There is a trend that cycles in and out of our collective societal consciousness to lump our eating and exercise habits together under a single banner. It can be difficult to avoid it – given that nutritional information on packages and menus supposedly tells us just how many calories we’re consuming; that our fitness and lifestyle trackers love to show us how many calories we’re burning through the day; and that there are endless diet plans and gurus that have you tracking your food on a daily basis, it’s no wonder that we’ve become attached to the notion of counting calories.
All of this, in and of itself, is not actually a bad thing (assuming it doesn’t become obsessive or compulsive) – in fact, I’ll often recommend people keep a food journal for a few days just to gain an awareness of their current eating patterns. But where these situations can go sideways is when we start to connect them in a cause/effect mindset and begin to adjust our eating or training habits in response to one or the other.
Before getting too deeply into this, a few facts to keep in mind when looking at nutrition and exercise. To begin with, the nutritional labels and breakdowns are, at best, an estimation… and frequently, not very accurate. Something else that’s notoriously inaccurate is our ability to self-report… it’s not a statement against our character, but by nature, we tend to overestimate the amount of exercise we do and underestimate how much we’re eating.
And lastly, keep in mind that energy expenditure is not exclusively how much we “burn” doing that 45min HIIT class or 60mins on the treadmill – rather, it’s the total number of calories that we burn throughout the day including the 23hrs we’re NOT exercising. This total energy expenditure is made up of a few different components: our Base Metabolic Rate (BMR) – which is essentially how many calories we need just to live (breathing, sleeping, getting through the day); the Thermic Effect of Food (TEF) which is a fancy name for the metabolic impact of digestion and your body breaking what you’ve eaten down; and your active metabolic rate, in the form of Non-Exercise Activity Thermogenesis (walking to and from the grocery store, or climbing the stairs to your office) and Exercise Activity Thermogenesis (NEAT and EAT, respectively).
Where We Go Awry
It’s when we stop looking at this information objectively and begin to assign emotional attributes to these numbers – and this can stem from a lot of places, including, unfortunately, the messaging from the health and fitness industry. Posters that say things like “30mins on the stair-mill is equal to half a hamburger” or being berated because you indulged at the birthday dinner the night before can create a toxic, unproductive, and inhibiting mindset.
“Trading calories” can seem like such an innocuous concept – you worked out hard, so you’ve “earned” those slices of pizza. Or you do an extra 15mins on the treadmill because you over-indulged on the weekend. I mean, we’ve all done this, right? It’s a slippery slope, though, and can lead to an endless cycle of regret, guilt, and atonement. Nothing takes the joy out of a delicious meal faster than adding up the theoretical calories in your head and calculating how long you need to work out to “burn it off”; similarly, nothing can make a training session more interminable than setting a certain number of calories as your target for completion.
So check yourself if you start thinking this way, or break that cycle if you already are: food should never be a reward, and exercise should never be a punishment.

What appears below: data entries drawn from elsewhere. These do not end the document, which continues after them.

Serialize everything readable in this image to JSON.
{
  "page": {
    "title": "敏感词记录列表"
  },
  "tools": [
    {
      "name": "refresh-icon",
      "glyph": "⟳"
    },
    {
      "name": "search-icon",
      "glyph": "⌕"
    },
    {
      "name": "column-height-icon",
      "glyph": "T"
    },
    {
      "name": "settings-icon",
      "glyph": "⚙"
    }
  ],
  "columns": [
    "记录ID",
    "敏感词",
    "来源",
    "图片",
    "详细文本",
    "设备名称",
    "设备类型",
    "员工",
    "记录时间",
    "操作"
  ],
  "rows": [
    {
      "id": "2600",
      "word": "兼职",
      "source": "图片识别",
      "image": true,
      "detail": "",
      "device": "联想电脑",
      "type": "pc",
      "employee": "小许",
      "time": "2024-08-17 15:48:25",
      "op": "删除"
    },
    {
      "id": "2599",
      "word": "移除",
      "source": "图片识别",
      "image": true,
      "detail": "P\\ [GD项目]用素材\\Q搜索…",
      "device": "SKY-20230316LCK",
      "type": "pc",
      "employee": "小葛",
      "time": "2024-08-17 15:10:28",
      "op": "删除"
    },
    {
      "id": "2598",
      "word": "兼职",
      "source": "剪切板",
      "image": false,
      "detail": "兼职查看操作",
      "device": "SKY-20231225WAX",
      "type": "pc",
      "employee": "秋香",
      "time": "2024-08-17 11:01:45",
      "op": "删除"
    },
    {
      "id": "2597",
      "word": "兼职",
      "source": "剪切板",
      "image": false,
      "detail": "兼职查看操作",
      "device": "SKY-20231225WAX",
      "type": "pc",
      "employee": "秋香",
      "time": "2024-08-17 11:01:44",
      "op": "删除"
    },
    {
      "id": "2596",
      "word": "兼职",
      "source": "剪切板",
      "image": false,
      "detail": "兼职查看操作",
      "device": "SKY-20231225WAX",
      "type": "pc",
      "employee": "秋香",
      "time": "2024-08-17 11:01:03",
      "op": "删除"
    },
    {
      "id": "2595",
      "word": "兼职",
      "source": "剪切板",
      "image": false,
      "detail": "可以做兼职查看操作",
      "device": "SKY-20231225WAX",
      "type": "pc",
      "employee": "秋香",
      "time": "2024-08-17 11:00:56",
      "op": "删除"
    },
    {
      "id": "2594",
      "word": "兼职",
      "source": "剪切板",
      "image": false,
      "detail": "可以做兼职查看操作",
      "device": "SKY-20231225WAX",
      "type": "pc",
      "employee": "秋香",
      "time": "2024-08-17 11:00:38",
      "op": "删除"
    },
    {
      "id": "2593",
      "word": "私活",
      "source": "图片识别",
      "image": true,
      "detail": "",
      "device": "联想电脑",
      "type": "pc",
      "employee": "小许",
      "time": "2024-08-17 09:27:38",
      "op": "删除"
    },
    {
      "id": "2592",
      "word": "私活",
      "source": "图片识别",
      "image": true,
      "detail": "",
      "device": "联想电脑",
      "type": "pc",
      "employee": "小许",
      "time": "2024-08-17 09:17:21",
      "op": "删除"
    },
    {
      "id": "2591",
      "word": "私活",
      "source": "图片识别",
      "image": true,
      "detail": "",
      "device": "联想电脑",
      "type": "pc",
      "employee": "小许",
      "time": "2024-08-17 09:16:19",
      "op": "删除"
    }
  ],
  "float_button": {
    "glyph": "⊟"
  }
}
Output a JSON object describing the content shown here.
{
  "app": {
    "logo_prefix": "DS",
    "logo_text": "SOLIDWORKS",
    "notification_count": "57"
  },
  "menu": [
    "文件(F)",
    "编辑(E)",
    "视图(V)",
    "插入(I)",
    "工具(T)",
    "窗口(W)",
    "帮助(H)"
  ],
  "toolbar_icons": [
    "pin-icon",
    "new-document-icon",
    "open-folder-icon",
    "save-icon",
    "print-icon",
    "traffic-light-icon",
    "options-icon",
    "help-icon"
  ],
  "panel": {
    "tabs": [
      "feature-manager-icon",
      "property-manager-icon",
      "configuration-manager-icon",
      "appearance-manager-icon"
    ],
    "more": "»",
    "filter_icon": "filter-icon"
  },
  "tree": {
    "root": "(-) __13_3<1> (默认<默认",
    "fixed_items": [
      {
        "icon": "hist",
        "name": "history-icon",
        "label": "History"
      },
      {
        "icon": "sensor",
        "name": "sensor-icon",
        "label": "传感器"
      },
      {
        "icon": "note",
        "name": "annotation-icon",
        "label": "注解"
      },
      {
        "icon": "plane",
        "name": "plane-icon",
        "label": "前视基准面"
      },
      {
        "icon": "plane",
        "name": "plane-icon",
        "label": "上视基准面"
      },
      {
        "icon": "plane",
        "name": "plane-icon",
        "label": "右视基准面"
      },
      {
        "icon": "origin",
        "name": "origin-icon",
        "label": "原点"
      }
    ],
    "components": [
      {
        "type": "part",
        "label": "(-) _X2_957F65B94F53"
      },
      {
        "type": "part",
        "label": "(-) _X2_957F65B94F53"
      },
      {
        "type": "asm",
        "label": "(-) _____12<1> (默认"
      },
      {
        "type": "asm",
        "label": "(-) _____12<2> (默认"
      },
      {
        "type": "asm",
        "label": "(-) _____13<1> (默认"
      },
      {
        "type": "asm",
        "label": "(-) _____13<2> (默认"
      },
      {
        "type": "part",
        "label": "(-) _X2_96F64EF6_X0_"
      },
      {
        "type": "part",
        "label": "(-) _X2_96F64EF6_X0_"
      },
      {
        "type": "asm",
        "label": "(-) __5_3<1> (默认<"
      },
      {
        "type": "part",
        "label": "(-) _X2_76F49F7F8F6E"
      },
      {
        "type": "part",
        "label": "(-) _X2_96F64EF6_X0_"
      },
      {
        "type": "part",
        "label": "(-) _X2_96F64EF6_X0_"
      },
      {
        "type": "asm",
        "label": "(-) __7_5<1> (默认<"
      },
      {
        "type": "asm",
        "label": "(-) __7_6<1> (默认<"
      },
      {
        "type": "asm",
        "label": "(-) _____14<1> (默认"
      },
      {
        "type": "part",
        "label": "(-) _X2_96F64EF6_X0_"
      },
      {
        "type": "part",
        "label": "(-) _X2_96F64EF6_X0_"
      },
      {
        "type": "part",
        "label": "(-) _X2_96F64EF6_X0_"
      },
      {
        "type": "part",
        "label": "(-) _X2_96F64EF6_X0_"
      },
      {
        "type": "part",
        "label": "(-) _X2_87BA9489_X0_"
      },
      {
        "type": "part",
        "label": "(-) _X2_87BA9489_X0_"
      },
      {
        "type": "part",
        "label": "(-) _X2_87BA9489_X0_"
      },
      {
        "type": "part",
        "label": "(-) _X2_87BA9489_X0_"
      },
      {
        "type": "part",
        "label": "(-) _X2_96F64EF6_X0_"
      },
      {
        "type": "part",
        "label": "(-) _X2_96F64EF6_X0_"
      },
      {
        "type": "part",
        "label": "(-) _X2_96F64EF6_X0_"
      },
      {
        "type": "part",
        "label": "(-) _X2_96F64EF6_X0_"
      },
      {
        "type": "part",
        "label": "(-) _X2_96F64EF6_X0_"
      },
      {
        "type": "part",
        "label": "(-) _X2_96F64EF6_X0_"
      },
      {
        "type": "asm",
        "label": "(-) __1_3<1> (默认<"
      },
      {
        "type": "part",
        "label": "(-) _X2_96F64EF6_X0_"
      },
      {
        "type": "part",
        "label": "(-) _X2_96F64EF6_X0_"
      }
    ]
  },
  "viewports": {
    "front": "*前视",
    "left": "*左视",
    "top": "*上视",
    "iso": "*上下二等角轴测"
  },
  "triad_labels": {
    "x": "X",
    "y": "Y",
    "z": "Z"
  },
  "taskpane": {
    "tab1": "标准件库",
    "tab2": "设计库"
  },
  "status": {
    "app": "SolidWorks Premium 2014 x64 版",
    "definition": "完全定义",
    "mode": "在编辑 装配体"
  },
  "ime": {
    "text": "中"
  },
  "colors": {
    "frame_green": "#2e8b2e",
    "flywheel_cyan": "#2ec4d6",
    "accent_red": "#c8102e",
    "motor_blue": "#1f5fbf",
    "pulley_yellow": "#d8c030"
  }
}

Instead, set about learning and developing healthy habits that can be incorporated into your every day – for example, figure out how you can prepare the type of food you enjoy and still have it be a healthy and nutrient-rich meal. Focus on what you can achieve physically because of your workout, rather than doing it for the sake of countering other lifestyle choices. Nutrition and exercise are inextricably linked, yes – but while they will forever be correlated, we need to stop seeing them strictly through the lens of “cause and effect” or we run the risk of deriving no satisfaction from either of them.